Девки малиновы, окна за шторой сиреневы…
Ангел летит и на солнце своё улыбается,
как на лампадку таинственной нашей вселенной!..
Это небо голубое
Это небо голубое
Я привёз за столько вёрст.
Расстреляли нас с тобою,
Друг мой милый, рыжий пёс.
Той тропинкою от дома
Мы бродили по холмам
И не знали, что Содома
И Гоморры тени там.
Вислоухий, кареглазый,
Ненаглядный друг-драчун,
Я теперь твои проказы,
Плача век, не оплачу.
В ледяной тоске зазноба
Тихих песен не споёт,
И теперь, теперь мы оба
Бьёмся рыбами об лёд.
Не спохватился домашний
Круг, он умер, и давно.
Разговор позавчерашний
Смотрит месяцем в окно.
Закидали снегом белым
Мне лазурные глаза.
Стал я смелым, стал я смелым,
Как огонь на небесах.
И пускай жена горбата,
Обеспечена шитьём,
За могильною лопатой
Дышит вечно житьё.
Дышит в спину и в загривок,
Побирается впотьмах,
Шепчет траурный отрывок,
Заговаривает — прах!
Бормотаньем по России,
Кукованьем по лесам
Мои музы голосили,
Причитали в чудесах.
На руках меня изнашивать
И в сердцах меня озвучивать
Не мешаю правдой страшною —
Вам желаю долю лучшую.
Ленты все в крови окрашены.
Кителя — в чулан заброшены.
Дай вам Бог свой век для каждого,
А в любви — всего хорошего.
Чернозём! Дождём упиться!
А душа?

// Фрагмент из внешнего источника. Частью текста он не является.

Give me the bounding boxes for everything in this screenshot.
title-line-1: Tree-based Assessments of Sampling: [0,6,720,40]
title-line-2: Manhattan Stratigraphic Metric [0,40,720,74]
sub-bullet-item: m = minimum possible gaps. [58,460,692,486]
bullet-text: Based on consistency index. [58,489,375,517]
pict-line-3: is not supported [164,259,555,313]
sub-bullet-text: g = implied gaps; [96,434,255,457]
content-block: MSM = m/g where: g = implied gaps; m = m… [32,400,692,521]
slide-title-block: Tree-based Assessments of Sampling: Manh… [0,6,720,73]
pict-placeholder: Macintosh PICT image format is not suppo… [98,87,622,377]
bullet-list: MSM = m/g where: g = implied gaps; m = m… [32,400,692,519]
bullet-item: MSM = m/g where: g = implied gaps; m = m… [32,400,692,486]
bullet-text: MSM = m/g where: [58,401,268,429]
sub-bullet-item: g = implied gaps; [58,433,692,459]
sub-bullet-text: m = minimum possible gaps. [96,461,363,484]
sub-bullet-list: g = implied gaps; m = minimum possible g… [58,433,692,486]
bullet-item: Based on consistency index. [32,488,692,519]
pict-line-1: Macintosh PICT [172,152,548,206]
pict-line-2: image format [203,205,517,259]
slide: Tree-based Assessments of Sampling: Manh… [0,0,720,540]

Она одна…
Что ей сделают убийцы?
Мелко плавают и дна
Не достанут, захлебнутся,
Захотят да захрипят.
Не такие петли рвутся,
Вальтеры в ломбард сдаются,
И отказывает яд.
Расстреляли нас с тобою,
Друг мой милый, рыжий пёс,
Только солнце золотое,
Только небо голубое,
В сердце я своём унёс!..
Ноктюрн на необъезженной лошади
Это приступ
это крепость, как забытая дама на бале…
Приглашу повальсировать.
Это – приступ,
Это сердце, как нищий в морозные ставни,
это при вступлении бoсиком по фамилиям – тайны.
Это Кристи,
это щёки её пламенеть начинают.
Это в свисте
озорных каторжан я припомнил чертоги фиалки…
Это барышня,
мы целовались когда-то, и по блату
тот серебряный пруд продавал нас морозу.
Это крестик,
что отдельно висел на берёзе,
ну а рядом Иуда и удаль Сергея…
Это фея
кипятком обожгла себе тело –
не хотела!… – и губы подёрнулись мелом.
Это приступ,
разметалась она словно рыжие листья,
и, как жирная роза, осыпался выстрел.
Это приступ,
это кремень зачах, как царевна-лягушка,
и в напудренный Кремль забегают убийцы.
Это клеят
голубых потаскух на атласных подушках,
и стрельцами царица не может напиться.
Это клевер
всех ужасных икон и клиенты на склоне…
Это кони,
и на масть козырную болезненный хохот погони.
Это тени,
я клянусь, это тени, спугнувшие милость.
Это малость…
Это деньги, это нехристь и вырез
неверящей Господу мамы.
Это приступ,
ну, и полно… и полно для сладенькой панны.
Это кисти,
это волны как жёны, отмывшие фавна.
Это рана
городьбы, это розовый колокол-ябедник,
Это рано
для судьбы перемятые ягоды.
Это приступ –
и в бинтах голова, и на сердце примочки.